目前,一些生产系统虽然能实现合理的平均延迟,但在 P95(95% 分位)指标下仍会出现令人沮丧的数秒延迟。当工具调用或多模态步骤需要多轮交互时,这些延迟会变得更加明显。Cerebras 帮助解决了堆栈中最关键的瓶颈之一:语言模型的响应时间。通过使推理速度显著加快且更加稳定,Cerebras 让 Hugging Face 流水线的其余部分得以充分发挥。这种稳定性在长尾场景中尤为重要。许多系统可以提供可接受的平均响应时间,但偶尔出现的缓慢响应仍会让对话显得不可靠。
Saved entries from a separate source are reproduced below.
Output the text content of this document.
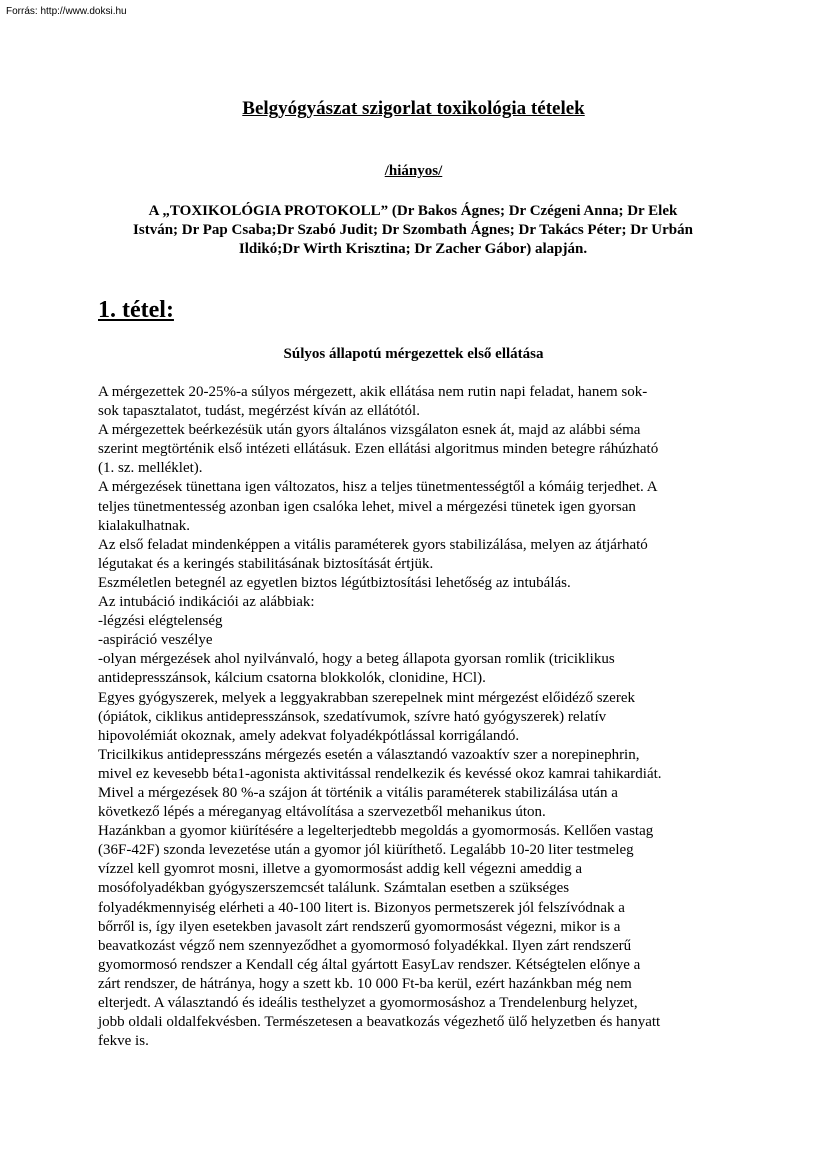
Forrás: http://www.doksi.hu
Belgyógyászat szigorlat toxikológia tételek
/hiányos/
A „TOXIKOLÓGIA PROTOKOLL” (Dr Bakos Ágnes; Dr Czégeni Anna; Dr Elek
István; Dr Pap Csaba;Dr Szabó Judit; Dr Szombath Ágnes; Dr Takács Péter; Dr Urbán
Ildikó;Dr Wirth Krisztina; Dr Zacher Gábor) alapján.
1. tétel:
Súlyos állapotú mérgezettek első ellátása
A mérgezettek 20-25%-a súlyos mérgezett, akik ellátása nem rutin napi feladat, hanem sok-
sok tapasztalatot, tudást, megérzést kíván az ellátótól.
A mérgezettek beérkezésük után gyors általános vizsgálaton esnek át, majd az alábbi séma
szerint megtörténik első intézeti ellátásuk. Ezen ellátási algoritmus minden betegre ráhúzható
(1. sz. melléklet).
A mérgezések tünettana igen változatos, hisz a teljes tünetmentességtől a kómáig terjedhet. A
teljes tünetmentesség azonban igen csalóka lehet, mivel a mérgezési tünetek igen gyorsan
kialakulhatnak.
Az első feladat mindenképpen a vitális paraméterek gyors stabilizálása, melyen az átjárható
légutakat és a keringés stabilitásának biztosítását értjük.
Eszméletlen betegnél az egyetlen biztos légútbiztosítási lehetőség az intubálás.
Az intubáció indikációi az alábbiak:
-légzési elégtelenség
-aspiráció veszélye
-olyan mérgezések ahol nyilvánvaló, hogy a beteg állapota gyorsan romlik (triciklikus
antidepresszánsok, kálcium csatorna blokkolók, clonidine, HCl).
Egyes gyógyszerek, melyek a leggyakrabban szerepelnek mint mérgezést előidéző szerek
(ópiátok, ciklikus antidepresszánsok, szedatívumok, szívre ható gyógyszerek) relatív
hipovolémiát okoznak, amely adekvat folyadékpótlással korrigálandó.
Tricilkikus antidepresszáns mérgezés esetén a választandó vazoaktív szer a norepinephrin,
mivel ez kevesebb béta1-agonista aktivitással rendelkezik és kevéssé okoz kamrai tahikardiát.
Mivel a mérgezések 80 %-a szájon át történik a vitális paraméterek stabilizálása után a
következő lépés a méreganyag eltávolítása a szervezetből mehanikus úton.
Hazánkban a gyomor kiürítésére a legelterjedtebb megoldás a gyomormosás. Kellően vastag
(36F-42F) szonda levezetése után a gyomor jól kiüríthető. Legalább 10-20 liter testmeleg
vízzel kell gyomrot mosni, illetve a gyomormosást addig kell végezni ameddig a
mosófolyadékban gyógyszerszemcsét találunk. Számtalan esetben a szükséges
folyadékmennyiség elérheti a 40-100 litert is. Bizonyos permetszerek jól felszívódnak a
bőrről is, így ilyen esetekben javasolt zárt rendszerű gyomormosást végezni, mikor is a
beavatkozást végző nem szennyeződhet a gyomormosó folyadékkal. Ilyen zárt rendszerű
gyomormosó rendszer a Kendall cég által gyártott EasyLav rendszer. Kétségtelen előnye a
zárt rendszer, de hátránya, hogy a szett kb. 10 000 Ft-ba kerül, ezért hazánkban még nem
elterjedt. A választandó és ideális testhelyzet a gyomormosáshoz a Trendelenburg helyzet,
jobb oldali oldalfekvésben. Természetesen a beavatkozás végezhető ülő helyzetben és hanyatt
fekve is.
Built for real-world interaction

为现实世界的交互而生

This same Hugging Face speech-to-speech pipeline already powers Reachy Mini robots, with more than 9,000 robots in the wild. For robots, voice assistants, and embodied AI, responsiveness is not a cosmetic improvement. It is what makes the interaction feel alive. The motivation to use Cerebras is therefore not simply cost reduction. It is low latency, predictable performance, and the ability to create real-time experiences that feel natural at scale. This collaboration reflects a shared belief that the future of AI will be both open and performant. Open-source models, open infrastructure, and breakthrough inference speed together create a foundation for the next generation of conversational AI. We invite developers to explore the demo, experiment with the code, and help shape what comes next for real-time voice AI.

同样的 Hugging Face 语音到语音流水线已经为 Reachy Mini 机器人提供支持,目前已有超过 9,000 台机器人投入使用。对于机器人、语音助手和具身智能而言,响应速度并非锦上添花,而是让交互变得“鲜活”的关键。因此,使用 Cerebras 的动机不仅仅是为了降低成本,更是为了实现低延迟、可预测的性能,以及在大规模场景下创造自然实时体验的能力。此次合作反映了一个共同信念:AI 的未来既是开放的,也是高性能的。开源模型、开放基础设施和突破性的推理速度共同为下一代对话式 AI 奠定了基础。我们诚邀开发者探索该演示,尝试代码,并共同塑造实时语音 AI 的未来。